On Nov. 5, the citizens of Tahoma School District will be able to vote on a bond intended to address overcrowding in the schools. The bond would raise the money required to build larger schools.
There is another option available. The school district administration has determined how to handle the overcrowding should the bond not pass. The elementary schools will operate year-round on four schedule tracks. The junior high and high schools will run double sessions on a conventional school year.
These are solutions with difficult side effects. I have experienced them.
In the spring of 1973, my junior high school burned to the ground. It was a sunny, unusually warm day for southeast Idaho, and my friends and I were just finishing lunch outside. The bell to return to class gave a feeble ding-a-ding and quit. Then smoke began to billow from the roof over the gym and out the gym doors. Being the rebellious 13-year-old that I was, I cheered. I couldn’t imagine a more fortuitous event. Within four hours, the tinder-dry, 50-year-old building was fully ablaze. Fire crews worked through the night to keep the fire from jumping across the streets to similarly aged houses.
If I recall correctly, the fire happened on a Tuesday about three weeks before summer break. On Monday the following week, we started split sessions with another junior high school across town to finish the school year. They attended in the morning from 7 to noon. We attended in the afternoon from 1 to 6.
Honestly, in spite of the schedule, I thought the much newer building was very nice compared to the old artifact we had been attending. The halls were wide enough to get everyone to and from class without resorting to running outside the building to get from end to end, and the rooms were actually heated. Although I was resigned to attending the afternoon session through my eighth grade year, I looked forward to being in a new building as a freshman.
But the good citizens of my hometown rejected the bond. So my classmates and I were conscripted to two more years of afternoon school until we could attend the high school our sophomore year.
I spoke earlier of side effects. Here they are.
The two sessions effectively created two social classes of students. The students attending the morning session had to rise very early, but had the rest of the day to get a burger, get a job, go to a matinee movie, or take the ski bus. The students attending the afternoon session could sleep in but did not have the occupational and recreational options.
Local diners became noisy teen hangouts. Lunchtime, which retirees once enjoyed in peaceful bliss, became noisy intimidating ordeals.
Truancy became virtually unenforceable. No matter the time of day, all a student had to say is that they attended school on the other session.
Petty crime rates increased. Most students are relatively good and polite. Every crowd has a few that aren’t, and you know who they are.
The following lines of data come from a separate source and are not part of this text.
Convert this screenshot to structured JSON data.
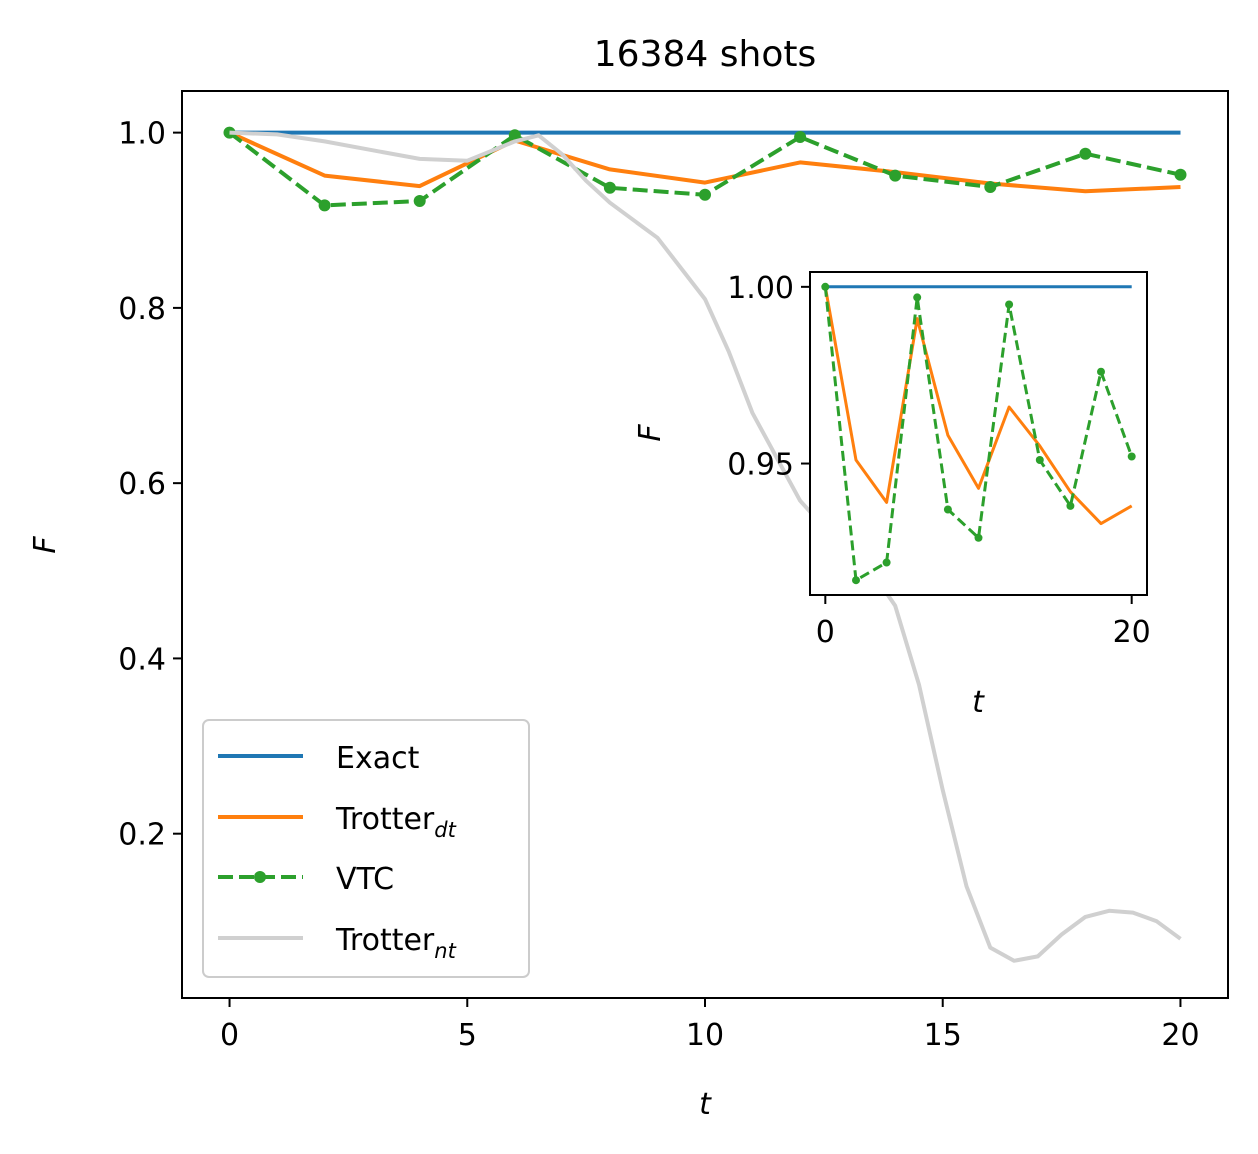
{
  "chart_data": [
    {
      "type": "line",
      "title": "16384 shots",
      "xlabel": "t",
      "ylabel": "F",
      "xlim": [
        -1,
        21
      ],
      "ylim": [
        0.0125,
        1.0475
      ],
      "xticks": [
        0,
        5,
        10,
        15,
        20
      ],
      "xtick_labels": [
        "0",
        "5",
        "10",
        "15",
        "20"
      ],
      "yticks": [
        0.2,
        0.4,
        0.6,
        0.8,
        1.0
      ],
      "ytick_labels": [
        "0.2",
        "0.4",
        "0.6",
        "0.8",
        "1.0"
      ],
      "grid": false,
      "legend_position": "lower-left",
      "series": [
        {
          "name": "Exact",
          "color": "#1f77b4",
          "style": "solid",
          "x": [
            0,
            20
          ],
          "y": [
            1.0,
            1.0
          ]
        },
        {
          "name": "Trotter",
          "name_sub": "dt",
          "color": "#ff7f0e",
          "style": "solid",
          "x": [
            0,
            2,
            4,
            6,
            8,
            10,
            12,
            14,
            16,
            18,
            20
          ],
          "y": [
            1.0,
            0.951,
            0.939,
            0.991,
            0.958,
            0.943,
            0.966,
            0.955,
            0.942,
            0.933,
            0.938
          ]
        },
        {
          "name": "VTC",
          "color": "#2ca02c",
          "style": "dashed",
          "marker": "circle",
          "x": [
            0,
            2,
            4,
            6,
            8,
            10,
            12,
            14,
            16,
            18,
            20
          ],
          "y": [
            1.0,
            0.917,
            0.922,
            0.997,
            0.937,
            0.929,
            0.995,
            0.951,
            0.938,
            0.976,
            0.952
          ]
        },
        {
          "name": "Trotter",
          "name_sub": "nt",
          "color": "#d0d0d0",
          "style": "solid",
          "x": [
            0,
            1,
            2,
            3,
            4,
            5,
            6,
            6.5,
            7,
            7.5,
            8,
            9,
            10,
            10.5,
            11,
            11.5,
            12,
            12.5,
            13,
            13.5,
            14,
            14.5,
            15,
            15.5,
            16,
            16.5,
            17,
            17.5,
            18,
            18.5,
            19,
            19.5,
            20
          ],
          "y": [
            1.0,
            0.998,
            0.99,
            0.98,
            0.97,
            0.968,
            0.99,
            0.997,
            0.975,
            0.945,
            0.92,
            0.88,
            0.81,
            0.75,
            0.68,
            0.63,
            0.58,
            0.55,
            0.53,
            0.5,
            0.46,
            0.37,
            0.25,
            0.14,
            0.07,
            0.055,
            0.06,
            0.085,
            0.105,
            0.112,
            0.11,
            0.1,
            0.08
          ]
        }
      ]
    },
    {
      "type": "line",
      "title": "",
      "xlabel": "t",
      "ylabel": "F",
      "xlim": [
        -1,
        21
      ],
      "ylim": [
        0.9128,
        1.0042
      ],
      "xticks": [
        0,
        20
      ],
      "xtick_labels": [
        "0",
        "20"
      ],
      "yticks": [
        0.95,
        1.0
      ],
      "ytick_labels": [
        "0.95",
        "1.00"
      ],
      "grid": false,
      "series": [
        {
          "name": "Exact",
          "color": "#1f77b4",
          "style": "solid",
          "x": [
            0,
            20
          ],
          "y": [
            1.0,
            1.0
          ]
        },
        {
          "name": "Trotter",
          "name_sub": "dt",
          "color": "#ff7f0e",
          "style": "solid",
          "x": [
            0,
            2,
            4,
            6,
            8,
            10,
            12,
            14,
            16,
            18,
            20
          ],
          "y": [
            1.0,
            0.951,
            0.939,
            0.991,
            0.958,
            0.943,
            0.966,
            0.955,
            0.942,
            0.933,
            0.938
          ]
        },
        {
          "name": "VTC",
          "color": "#2ca02c",
          "style": "dashed",
          "marker": "circle",
          "x": [
            0,
            2,
            4,
            6,
            8,
            10,
            12,
            14,
            16,
            18,
            20
          ],
          "y": [
            1.0,
            0.917,
            0.922,
            0.997,
            0.937,
            0.929,
            0.995,
            0.951,
            0.938,
            0.976,
            0.952
          ]
        }
      ]
    }
  ]
}
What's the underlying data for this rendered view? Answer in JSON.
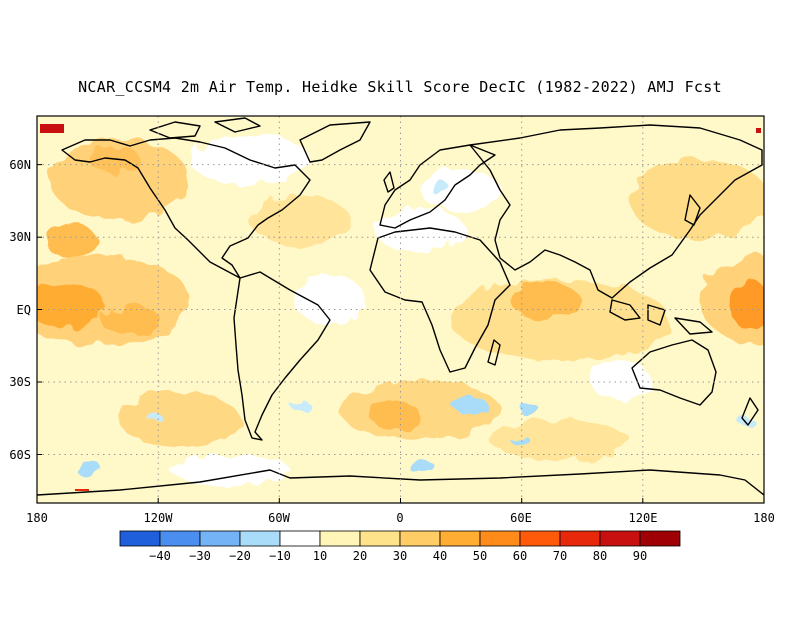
{
  "title": "NCAR_CCSM4 2m Air Temp. Heidke Skill Score DecIC (1982-2022) AMJ Fcst",
  "map": {
    "lon_labels": [
      "180",
      "120W",
      "60W",
      "0",
      "60E",
      "120E",
      "180"
    ],
    "lat_labels": [
      "60N",
      "30N",
      "EQ",
      "30S",
      "60S"
    ],
    "projection": "equirectangular, global",
    "lat_extent": [
      -80,
      80
    ]
  },
  "colorbar": {
    "labels": [
      "-40",
      "-30",
      "-20",
      "-10",
      "10",
      "20",
      "30",
      "40",
      "50",
      "60",
      "70",
      "80",
      "90"
    ],
    "colors": [
      "#1f5fdc",
      "#4a8ff0",
      "#74b4f6",
      "#a8dcf8",
      "#ffffff",
      "#fff5b8",
      "#ffe38a",
      "#ffcc66",
      "#ffad33",
      "#ff8c1a",
      "#ff5a0a",
      "#e8280a",
      "#c81010",
      "#9e0005"
    ]
  }
}
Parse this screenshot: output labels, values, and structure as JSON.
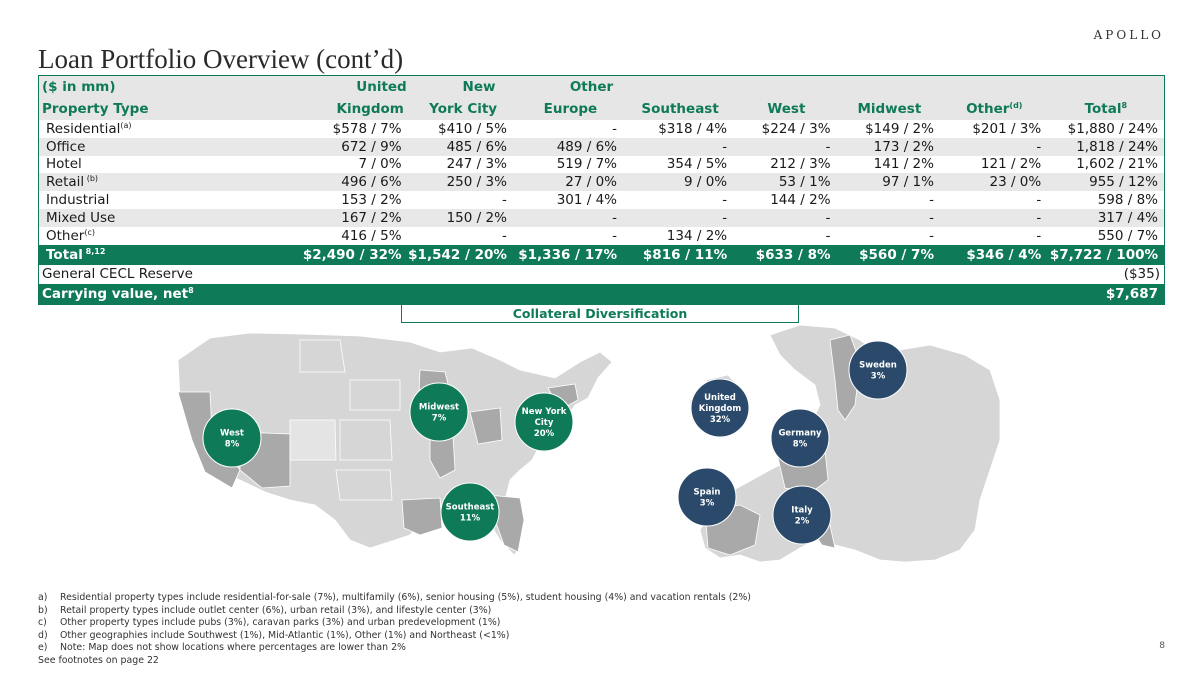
{
  "brand": "APOLLO",
  "title": "Loan Portfolio Overview (cont’d)",
  "table": {
    "header1": [
      "($ in mm)",
      "United",
      "New",
      "Other",
      "",
      "",
      "",
      "",
      ""
    ],
    "header2": [
      "Property Type",
      "Kingdom",
      "York City",
      "Europe",
      "Southeast",
      "West",
      "Midwest",
      "Other",
      "Total"
    ],
    "header2_sup": {
      "other": "(d)",
      "total": "8"
    },
    "rows": [
      {
        "label": "Residential",
        "sup": "(a)",
        "cells": [
          "$578  / 7%",
          "$410  / 5%",
          "-",
          "$318  / 4%",
          "$224  / 3%",
          "$149  / 2%",
          "$201  / 3%",
          "$1,880  / 24%"
        ]
      },
      {
        "label": "Office",
        "sup": "",
        "cells": [
          "672  / 9%",
          "485  / 6%",
          "489  / 6%",
          "-",
          "-",
          "173  / 2%",
          "-",
          "1,818  / 24%"
        ]
      },
      {
        "label": "Hotel",
        "sup": "",
        "cells": [
          "7  / 0%",
          "247  / 3%",
          "519  / 7%",
          "354  / 5%",
          "212  / 3%",
          "141  / 2%",
          "121  / 2%",
          "1,602  / 21%"
        ]
      },
      {
        "label": "Retail",
        "sup": " (b)",
        "cells": [
          "496  / 6%",
          "250  / 3%",
          "27  / 0%",
          "9  / 0%",
          "53  / 1%",
          "97  / 1%",
          "23  / 0%",
          "955  / 12%"
        ]
      },
      {
        "label": "Industrial",
        "sup": "",
        "cells": [
          "153  / 2%",
          "-",
          "301  / 4%",
          "-",
          "144  / 2%",
          "-",
          "-",
          "598  / 8%"
        ]
      },
      {
        "label": "Mixed Use",
        "sup": "",
        "cells": [
          "167  / 2%",
          "150  / 2%",
          "-",
          "-",
          "-",
          "-",
          "-",
          "317  / 4%"
        ]
      },
      {
        "label": "Other",
        "sup": "(c)",
        "cells": [
          "416  / 5%",
          "-",
          "-",
          "134  / 2%",
          "-",
          "-",
          "-",
          "550  / 7%"
        ]
      }
    ],
    "total": {
      "label": "Total",
      "sup": " 8,12",
      "cells": [
        "$2,490 / 32%",
        "$1,542 / 20%",
        "$1,336 / 17%",
        "$816 / 11%",
        "$633 / 8%",
        "$560 / 7%",
        "$346 / 4%",
        "$7,722 / 100%"
      ]
    },
    "cecl": {
      "label": "General CECL Reserve",
      "value": "($35)"
    },
    "carrying": {
      "label": "Carrying value, net",
      "sup": "8",
      "value": "$7,687"
    }
  },
  "diversification_title": "Collateral Diversification",
  "us_bubbles": [
    {
      "name": "West",
      "pct": "8%"
    },
    {
      "name": "Midwest",
      "pct": "7%"
    },
    {
      "name": "New York City",
      "line1": "New York",
      "line2": "City",
      "pct": "20%"
    },
    {
      "name": "Southeast",
      "pct": "11%"
    }
  ],
  "eu_bubbles": [
    {
      "name": "Sweden",
      "pct": "3%"
    },
    {
      "name": "United Kingdom",
      "line1": "United",
      "line2": "Kingdom",
      "pct": "32%"
    },
    {
      "name": "Germany",
      "pct": "8%"
    },
    {
      "name": "Spain",
      "pct": "3%"
    },
    {
      "name": "Italy",
      "pct": "2%"
    }
  ],
  "colors": {
    "green": "#0f7a58",
    "navy": "#2b4a6b",
    "map_light": "#d6d6d6",
    "map_mid": "#a9a9a9"
  },
  "footnotes": [
    {
      "label": "a)",
      "text": "Residential property types include residential-for-sale (7%), multifamily (6%), senior housing (5%), student housing (4%) and vacation rentals (2%)"
    },
    {
      "label": "b)",
      "text": "Retail property types include outlet center (6%), urban retail (3%), and lifestyle center (3%)"
    },
    {
      "label": "c)",
      "text": "Other property types include pubs (3%), caravan parks (3%) and urban predevelopment (1%)"
    },
    {
      "label": "d)",
      "text": "Other geographies include Southwest (1%), Mid-Atlantic (1%), Other (1%) and Northeast (<1%)"
    },
    {
      "label": "e)",
      "text": "Note: Map does not show locations where percentages are lower than 2%"
    }
  ],
  "see_footnotes": "See footnotes on page 22",
  "page_number": "8"
}
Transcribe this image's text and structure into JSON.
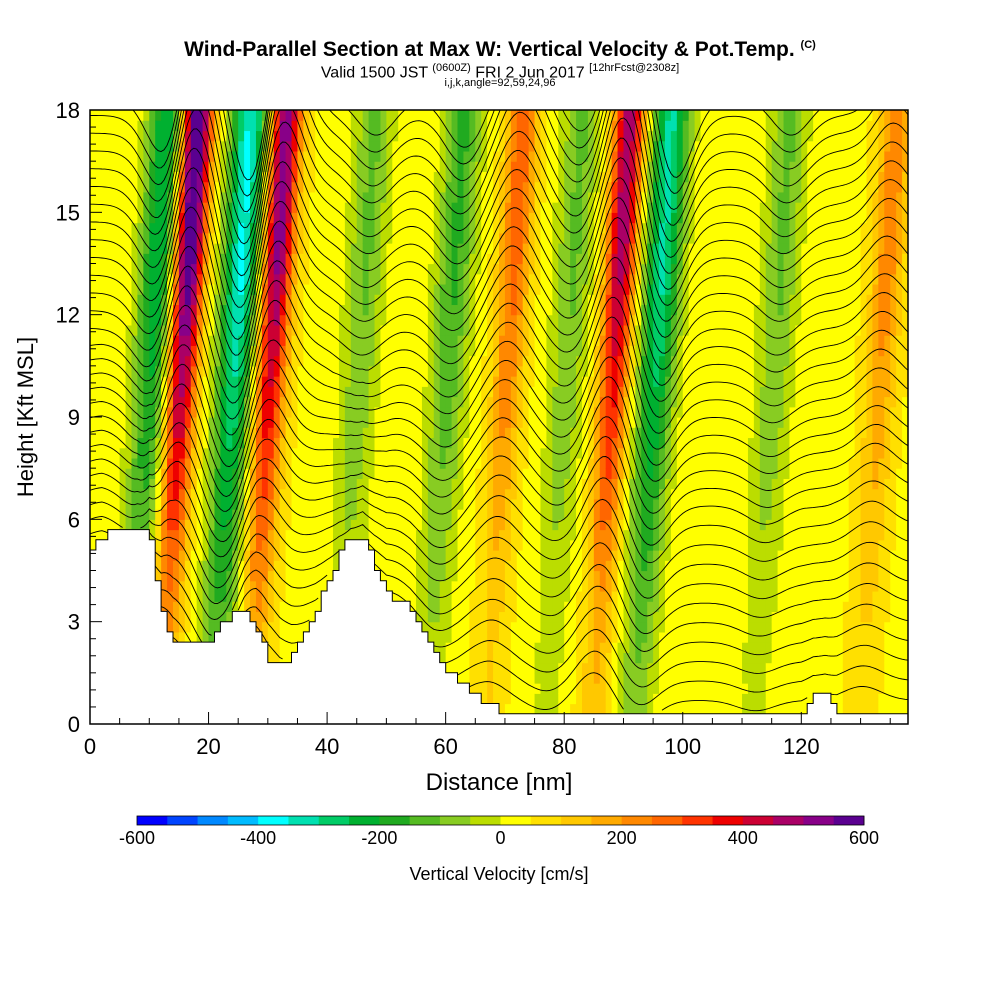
{
  "header": {
    "title": "Wind-Parallel Section at Max W: Vertical Velocity & Pot.Temp.",
    "copyright": "(C)",
    "valid_prefix": "Valid 1500 JST",
    "valid_utc": "(0600Z)",
    "valid_date": "FRI 2 Jun 2017",
    "forecast": "[12hrFcst@2308z]",
    "section_params": "i,j,k,angle=92,59,24,96"
  },
  "chart_data": {
    "type": "heatmap",
    "xlabel": "Distance [nm]",
    "ylabel": "Height [Kft MSL]",
    "xlim": [
      0,
      138
    ],
    "ylim": [
      0,
      18
    ],
    "x_ticks": [
      "0",
      "20",
      "40",
      "60",
      "80",
      "100",
      "120"
    ],
    "x_tick_values": [
      0,
      20,
      40,
      60,
      80,
      100,
      120
    ],
    "y_ticks": [
      "0",
      "3",
      "6",
      "9",
      "12",
      "15",
      "18"
    ],
    "y_tick_values": [
      0,
      3,
      6,
      9,
      12,
      15,
      18
    ],
    "colorbar": {
      "label": "Vertical Velocity [cm/s]",
      "min": -600,
      "max": 600,
      "tick_labels": [
        "-600",
        "-400",
        "-200",
        "0",
        "200",
        "400",
        "600"
      ],
      "tick_values": [
        -600,
        -400,
        -200,
        0,
        200,
        400,
        600
      ],
      "colors": [
        "#0000ff",
        "#0044ff",
        "#0088ff",
        "#00bbff",
        "#00ffff",
        "#00e0b0",
        "#00cc66",
        "#00b030",
        "#20aa20",
        "#55bb22",
        "#88cc22",
        "#bbdd00",
        "#ffff00",
        "#ffe000",
        "#ffc800",
        "#ffaa00",
        "#ff8800",
        "#ff6600",
        "#ff3300",
        "#ee0000",
        "#cc0033",
        "#aa0066",
        "#880088",
        "#5a0090"
      ]
    },
    "terrain_profile": {
      "x": [
        0,
        2,
        8,
        10,
        12,
        14,
        16,
        18,
        20,
        22,
        24,
        26,
        28,
        30,
        32,
        34,
        36,
        38,
        40,
        42,
        44,
        46,
        48,
        50,
        52,
        54,
        56,
        58,
        60,
        62,
        64,
        66,
        70,
        80,
        90,
        100,
        110,
        115,
        118,
        120,
        122,
        124,
        126,
        130,
        138
      ],
      "y": [
        5.2,
        5.5,
        5.8,
        5.3,
        3.2,
        2.3,
        2.3,
        2.3,
        2.3,
        2.9,
        3.2,
        3.2,
        2.8,
        1.9,
        1.7,
        2.0,
        2.6,
        3.3,
        4.2,
        5.0,
        5.5,
        5.5,
        4.6,
        3.8,
        3.6,
        3.3,
        2.8,
        2.1,
        1.6,
        1.2,
        0.9,
        0.6,
        0.3,
        0.3,
        0.3,
        0.3,
        0.3,
        0.3,
        0.3,
        0.3,
        1.0,
        1.0,
        0.3,
        0.3,
        0.3
      ]
    },
    "updrafts": [
      {
        "x": 15,
        "w": 600
      },
      {
        "x": 30,
        "w": 500
      },
      {
        "x": 70,
        "w": 250
      },
      {
        "x": 88,
        "w": 450
      },
      {
        "x": 133,
        "w": 200
      }
    ],
    "downdrafts": [
      {
        "x": 10,
        "w": -300
      },
      {
        "x": 24,
        "w": -400
      },
      {
        "x": 45,
        "w": -150
      },
      {
        "x": 60,
        "w": -200
      },
      {
        "x": 80,
        "w": -150
      },
      {
        "x": 95,
        "w": -350
      },
      {
        "x": 115,
        "w": -150
      }
    ]
  }
}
Yet for Idaho Falls at that time, their solution was not nearly as difficult as it will be here for us. They had the teachers, the administrators, the buses, the drivers, etc. They just didn’t have a building to put the students in.
For our district, a second set of teachers, administrators, and support staff must be hired to staff the additional sessions at the junior and senior high schools. They don’t come free.
The Tahoma buses will run all the time, earlier in the morning and later in the evening, effectively jamming rush hour traffic morning and night. Idaho Falls simply did not have much of a rush hour then.
Tahoma will need to hire additional bus drivers, as they cannot be on duty from 5:30 a.m. through 7:30 p.m. And it is likely that Tahoma will need to purchase more busses to serve the unusual mix of school schedules.
If a family has one student in grade school and another in junior or senior high school, they will just need to deal with the conflicting schedules.
Tahoma is unlikely to be immune from the problems of increased truancy, petty crime, and the social inequalities of double sessions.
This is not a solution. This is triage.
In 1974, a strange thing happened in my hometown. Local businesses and the city government, including the police guild, endorsed a school bond to build a new junior high school. The bond in Idaho Falls eventually passed and a new school was built. I never did attend it.
There is another common theme between Tahoma and this story. The Maple Valley City Council and the Maple Valley Chamber of Commerce both support this bond for Tahoma schools.
Vote for it.
My kids will have all graduated high school, and will not attend the new schools here. But I’m voting for the bond because I believe other kids, maybe your kids, should.